Here are some questions suppliers should consider before they make the decision to automate product and service deliver rather than resource it with human customer service personnel:

  • Is it important to you to have a long-term relationship with your customers?
  • How important is the depth and quality of that relationship?
  • Does your business depend upon your customers remaining loyal?
  • Are your competitors delivering better service than you, or than you will if you add automation?
  • Are there other areas you could cut costs in first before you sacrifice human customer service?
  • Are you intentionally distancing your self from customer needs?
  • Are you under valuing the relationship your front line personnel have with your customers? Have you thought about how you could improve their relationship with customers?
  • Will customers be forced to go faster or have more limited access if you add automation?
  • Will your customers have challenges understanding or other resistance to your technology?
  • Do you plan to try and mold or modify your customer’s behavior with automation?

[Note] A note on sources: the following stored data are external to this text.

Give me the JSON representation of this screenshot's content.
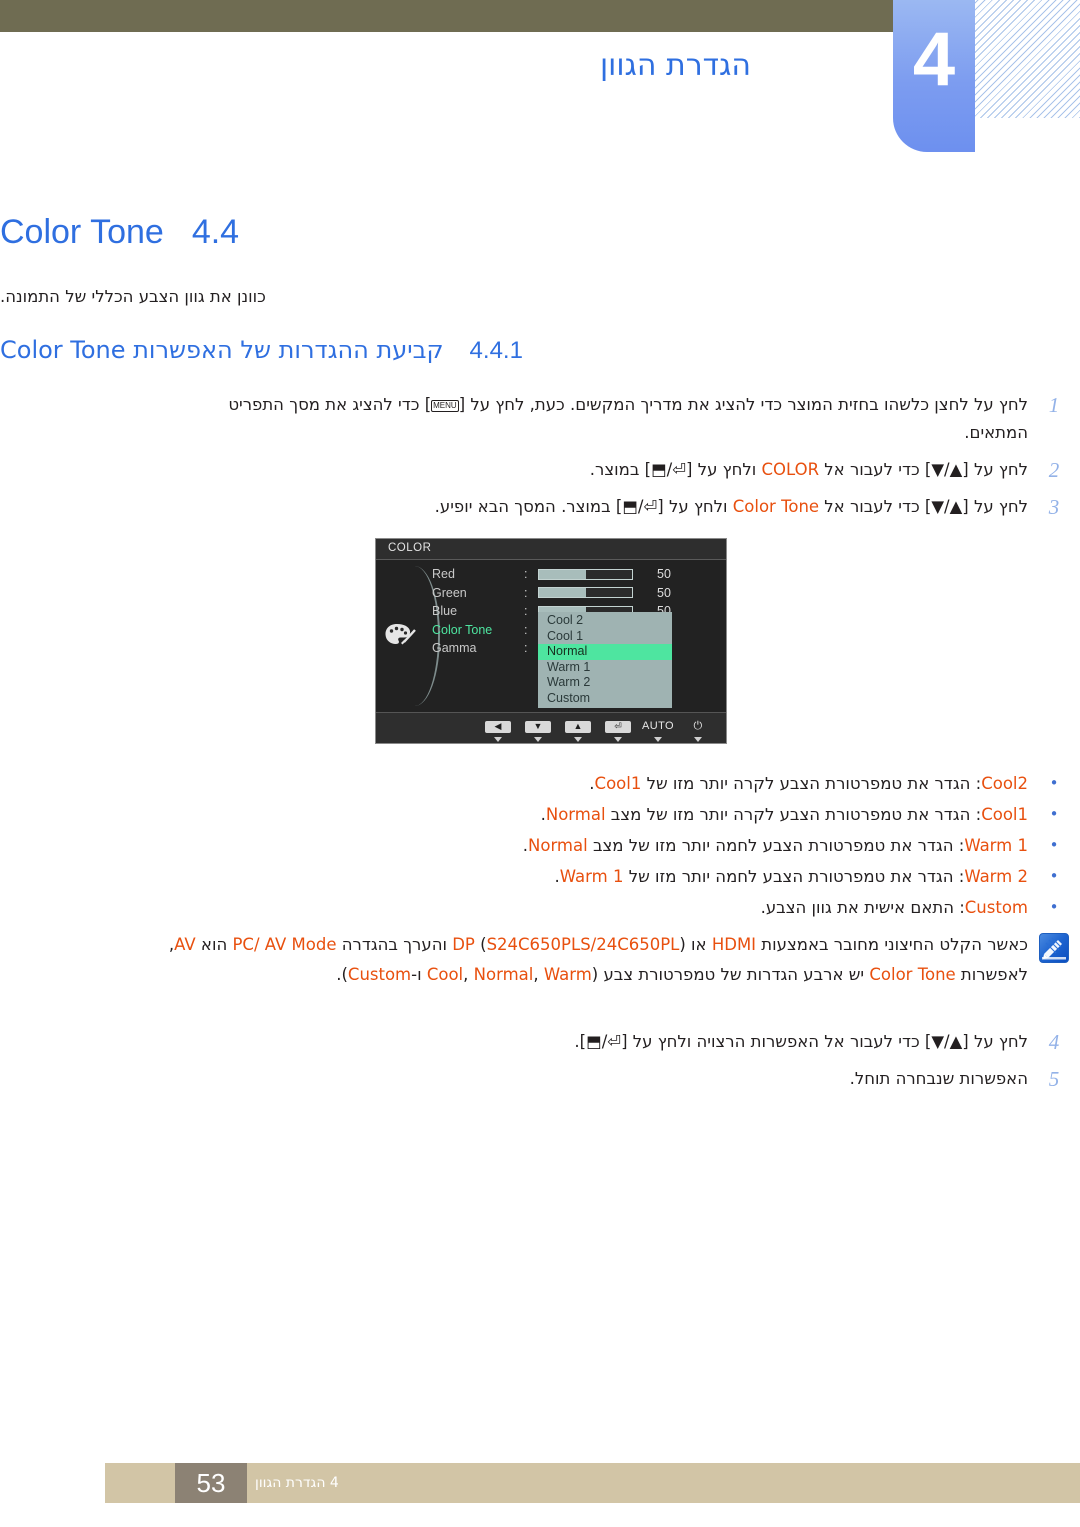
{
  "header": {
    "chapter_number": "4",
    "chapter_title": "הגדרת הגוון"
  },
  "section": {
    "number": "4.4",
    "title": "Color Tone",
    "intro": "כוונן את גוון הצבע הכללי של התמונה.",
    "sub_number": "4.4.1",
    "sub_title": "קביעת ההגדרות של האפשרות Color Tone"
  },
  "steps": [
    {
      "num": "1",
      "parts": [
        {
          "t": "לחץ על לחצן כלשהו בחזית המוצר כדי להציג את מדריך המקשים. כעת, לחץ על [",
          "k": ""
        },
        {
          "key": "MENU"
        },
        {
          "t": "] כדי להציג את מסך התפריט המתאים."
        }
      ]
    },
    {
      "num": "2",
      "parts": [
        {
          "t": "לחץ על [▲/▼] כדי לעבור אל "
        },
        {
          "o": "COLOR"
        },
        {
          "t": " ולחץ על [⏎/⬒] במוצר."
        }
      ]
    },
    {
      "num": "3",
      "parts": [
        {
          "t": "לחץ על [▲/▼] כדי לעבור אל "
        },
        {
          "o": "Color Tone"
        },
        {
          "t": " ולחץ על [⏎/⬒] במוצר. המסך הבא יופיע."
        }
      ]
    }
  ],
  "steps_tail": [
    {
      "num": "4",
      "parts": [
        {
          "t": "לחץ על [▲/▼] כדי לעבור אל האפשרות הרצויה ולחץ על [⏎/⬒]."
        }
      ]
    },
    {
      "num": "5",
      "parts": [
        {
          "t": "האפשרות שנבחרה תוחל."
        }
      ]
    }
  ],
  "osd": {
    "title": "COLOR",
    "icon": "palette-icon",
    "rows": [
      {
        "label": "Red",
        "colon": ":",
        "value": "50",
        "fill_pct": 50,
        "type": "slider",
        "active": false
      },
      {
        "label": "Green",
        "colon": ":",
        "value": "50",
        "fill_pct": 50,
        "type": "slider",
        "active": false
      },
      {
        "label": "Blue",
        "colon": ":",
        "value": "50",
        "fill_pct": 50,
        "type": "slider",
        "active": false
      },
      {
        "label": "Color Tone",
        "colon": ":",
        "value": "",
        "type": "dropdown",
        "active": true
      },
      {
        "label": "Gamma",
        "colon": ":",
        "value": "",
        "type": "none",
        "active": false
      }
    ],
    "dropdown_options": [
      "Cool 2",
      "Cool 1",
      "Normal",
      "Warm 1",
      "Warm 2",
      "Custom"
    ],
    "dropdown_selected": "Normal",
    "footer_buttons": [
      "◀",
      "▼",
      "▲",
      "⏎",
      "AUTO",
      "⏻"
    ],
    "colors": {
      "highlight": "#4ee5a0",
      "panel": "#222222",
      "dropdown_bg": "#9fb3b2"
    }
  },
  "bullets": [
    {
      "parts": [
        {
          "o": "Cool2"
        },
        {
          "t": ": הגדר את טמפרטורת הצבע לקרה יותר מזו של "
        },
        {
          "o": "Cool1"
        },
        {
          "t": "."
        }
      ]
    },
    {
      "parts": [
        {
          "o": "Cool1"
        },
        {
          "t": ": הגדר את טמפרטורת הצבע לקרה יותר מזו של מצב "
        },
        {
          "o": "Normal"
        },
        {
          "t": "."
        }
      ]
    },
    {
      "parts": [
        {
          "o": "Warm 1"
        },
        {
          "t": ": הגדר את טמפרטורת הצבע לחמה יותר מזו של מצב "
        },
        {
          "o": "Normal"
        },
        {
          "t": "."
        }
      ]
    },
    {
      "parts": [
        {
          "o": "Warm 2"
        },
        {
          "t": ": הגדר את טמפרטורת הצבע לחמה יותר מזו של "
        },
        {
          "o": "Warm 1"
        },
        {
          "t": "."
        }
      ]
    },
    {
      "parts": [
        {
          "o": "Custom"
        },
        {
          "t": ": התאם אישית את גוון הצבע."
        }
      ]
    }
  ],
  "note": {
    "icon": "note-pencil-icon",
    "parts": [
      {
        "t": "כאשר הקלט החיצוני מחובר באמצעות "
      },
      {
        "o": "HDMI"
      },
      {
        "t": " או "
      },
      {
        "o": "DP"
      },
      {
        "t": " ("
      },
      {
        "o": "S24C650PLS/24C650PL"
      },
      {
        "t": ") והערך בהגדרה "
      },
      {
        "o": "PC/ AV Mode"
      },
      {
        "t": " הוא "
      },
      {
        "o": "AV"
      },
      {
        "t": ", לאפשרות "
      },
      {
        "o": "Color Tone"
      },
      {
        "t": " יש ארבע הגדרות של טמפרטורת צבע ("
      },
      {
        "o": "Cool"
      },
      {
        "t": ", "
      },
      {
        "o": "Normal"
      },
      {
        "t": ", "
      },
      {
        "o": "Warm"
      },
      {
        "t": " ו-"
      },
      {
        "o": "Custom"
      },
      {
        "t": ")."
      }
    ]
  },
  "footer": {
    "page_number": "53",
    "text": "4 הגדרת הגוון"
  }
}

When suppliers choose to replace human customer service with automation because it is cheaper for them, the customer supplier relationship can suffer. When it genuinely solves a problem for customers or is provided as an additional service, however, it can be perceived as best practice. Customers want to deal with a supplier that uses the latest and greatest and continuously improves and innovates. When automation adds convenience, timeliness, additional service and quality, customers will respond positively. If it is a poor excuse for cost cutting and sacrifices the customer relationship, customer loyalty will drop from preference to indifference or from indifference to dissatisfaction.

There are nine other domains of satisfaction that influence a customer’s ultimate overall satisfaction rating, besides commitment (Quality, Value, Environment etc.)1. Commitment to the customer does have a strong influence on return and recommend rate, loyalty and preference and suppliers must consider the impacts carefully or they may automate themselves right out of business and no one can afford to lose business in the recession.

Remember, the ideal customer supplier-relationship is one of mutual benefit and should be respected a such. Anyone who makes the decision to sacrifice this relationship in the name of cost savings and efficiency is opening up the door to the competition who are ready to answer the gaps in the relationship you have left unfulfilled.